Amidst a push to make data more available to the public, East Baton Rouge Parish residents can now find expanded voting and land records online.

Wednesday, the city-parish’s information services department gave an update on various technological efforts from the past year and provided a look into future projects, including an updated emergency app.

The parish has combined data from the Louisiana Secretary of State’s office with its own online maps to allow users to view precinct-by-precinct election breakdowns. The state has long reported the precinct breakdowns, but the parish has visualized the data, which shows, for example, blooms of support for Republican David Vitter around Central and the southeast of the parish in the last gubernatorial election in a parish that otherwise generally supported the victor, Democrat John Bel Edwards.

The public also can see which areas of town leaned toward Hillary Clinton or Bernie Sanders in the March Democratic primary or view the results of the Republican primary in which multiple candidates, including presumptive nominee Donald Trump, claimed support in various parts of the parish.

The maps also track local races, like for the Baker city council, as well as seats in the state Legislature.

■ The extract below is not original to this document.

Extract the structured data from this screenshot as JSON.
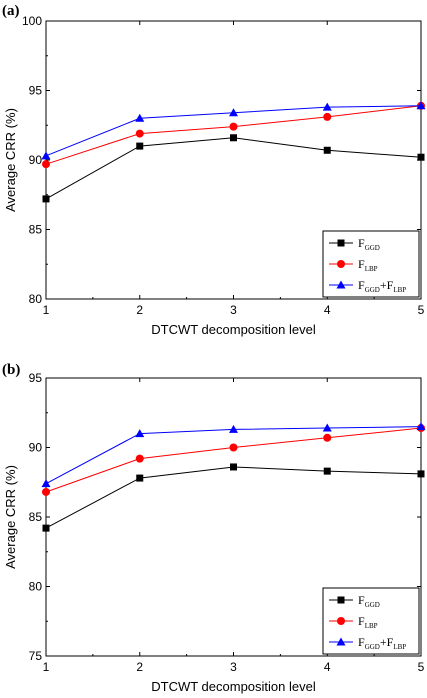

While most of the data is for recent races, the parish has included a few historical votes, such as the 2012 presidential election between Barack Obama and Mitt Romney, which drew a sharp divide along Florida Boulevard.

The parish also has integrated Central’s city records into the geographic information system, said GIS manager Warren Kron. It allows users to search for various land records, and Kron expects to see use from appraisers, the assessor’s office and public works employees.

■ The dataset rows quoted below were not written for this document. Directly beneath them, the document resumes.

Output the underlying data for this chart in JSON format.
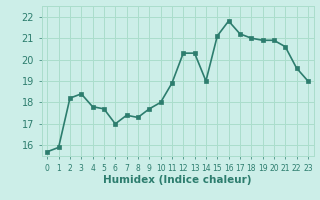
{
  "x": [
    0,
    1,
    2,
    3,
    4,
    5,
    6,
    7,
    8,
    9,
    10,
    11,
    12,
    13,
    14,
    15,
    16,
    17,
    18,
    19,
    20,
    21,
    22,
    23
  ],
  "y": [
    15.7,
    15.9,
    18.2,
    18.4,
    17.8,
    17.7,
    17.0,
    17.4,
    17.3,
    17.7,
    18.0,
    18.9,
    20.3,
    20.3,
    19.0,
    21.1,
    21.8,
    21.2,
    21.0,
    20.9,
    20.9,
    20.6,
    19.6,
    19.0
  ],
  "line_color": "#2d7d6e",
  "marker": "s",
  "marker_size": 2.5,
  "bg_color": "#cceee8",
  "grid_color": "#aaddcc",
  "xlabel": "Humidex (Indice chaleur)",
  "ylim": [
    15.5,
    22.5
  ],
  "xlim": [
    -0.5,
    23.5
  ],
  "yticks": [
    16,
    17,
    18,
    19,
    20,
    21,
    22
  ],
  "xticks": [
    0,
    1,
    2,
    3,
    4,
    5,
    6,
    7,
    8,
    9,
    10,
    11,
    12,
    13,
    14,
    15,
    16,
    17,
    18,
    19,
    20,
    21,
    22,
    23
  ],
  "text_color": "#2d7d6e",
  "xlabel_fontsize": 7.5,
  "ytick_fontsize": 7,
  "xtick_fontsize": 5.5,
  "line_width": 1.2
}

“Real estate guys use this like crazy,” he remarked in an interview after his presentation to city-parish staff.

Land records for Baton Rouge, Baker and unincorporated areas of the parish were all previously entered into the GIS, and Kron hopes to finish later this year with the inclusion of Zachary’s data.

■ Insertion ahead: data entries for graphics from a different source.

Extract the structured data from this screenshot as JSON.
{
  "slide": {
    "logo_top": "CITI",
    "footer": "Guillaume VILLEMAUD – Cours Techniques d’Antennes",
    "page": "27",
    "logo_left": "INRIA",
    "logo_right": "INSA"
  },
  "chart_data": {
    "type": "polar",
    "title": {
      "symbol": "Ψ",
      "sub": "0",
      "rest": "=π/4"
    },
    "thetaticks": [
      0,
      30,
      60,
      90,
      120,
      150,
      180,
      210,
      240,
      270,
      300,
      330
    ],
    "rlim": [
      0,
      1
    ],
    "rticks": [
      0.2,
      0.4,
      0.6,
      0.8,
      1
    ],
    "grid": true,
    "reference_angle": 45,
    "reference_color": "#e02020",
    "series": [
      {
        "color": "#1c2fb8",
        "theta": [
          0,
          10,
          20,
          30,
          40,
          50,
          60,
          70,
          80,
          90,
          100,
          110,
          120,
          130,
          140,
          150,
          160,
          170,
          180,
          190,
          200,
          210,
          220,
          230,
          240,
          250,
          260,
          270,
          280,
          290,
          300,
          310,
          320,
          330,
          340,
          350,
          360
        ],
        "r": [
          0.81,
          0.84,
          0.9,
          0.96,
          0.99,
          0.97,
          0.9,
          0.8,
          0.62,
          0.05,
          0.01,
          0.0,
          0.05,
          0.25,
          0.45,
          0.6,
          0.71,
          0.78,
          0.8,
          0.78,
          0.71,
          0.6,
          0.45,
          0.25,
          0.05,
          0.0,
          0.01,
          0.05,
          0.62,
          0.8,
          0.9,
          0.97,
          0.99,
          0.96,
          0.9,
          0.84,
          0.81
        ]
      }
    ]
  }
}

The parish also is preparing to launch a new smartphone app, which will allow the public to keep track of disasters. The Red Stick Ready app will be available during hurricanes, floods and winter storms as well as human disasters such as a dangerous tanker spill or active shooter, said Information Services Director Eric Romero.

The app will show road and school closures and disseminate information on where to pick up sandbags or find a Red Cross shelter.

Users can download the app now, but Romero cautioned that it still needs a final update. He hopes to have a finished project soon, perhaps as early as next week.

The final step will smooth out some issues with the app’s maps, which will show weather and traffic conditions.

The information services department also touched on a few other recent projects aimed at streamlining government services — such as partnering with Google’s traffic app Waze and developing real-time 911 tracking for police — and on efforts to make more information available to the public online, such as tax rolls and other items at Open Data BR and the city-parish’s annual budget.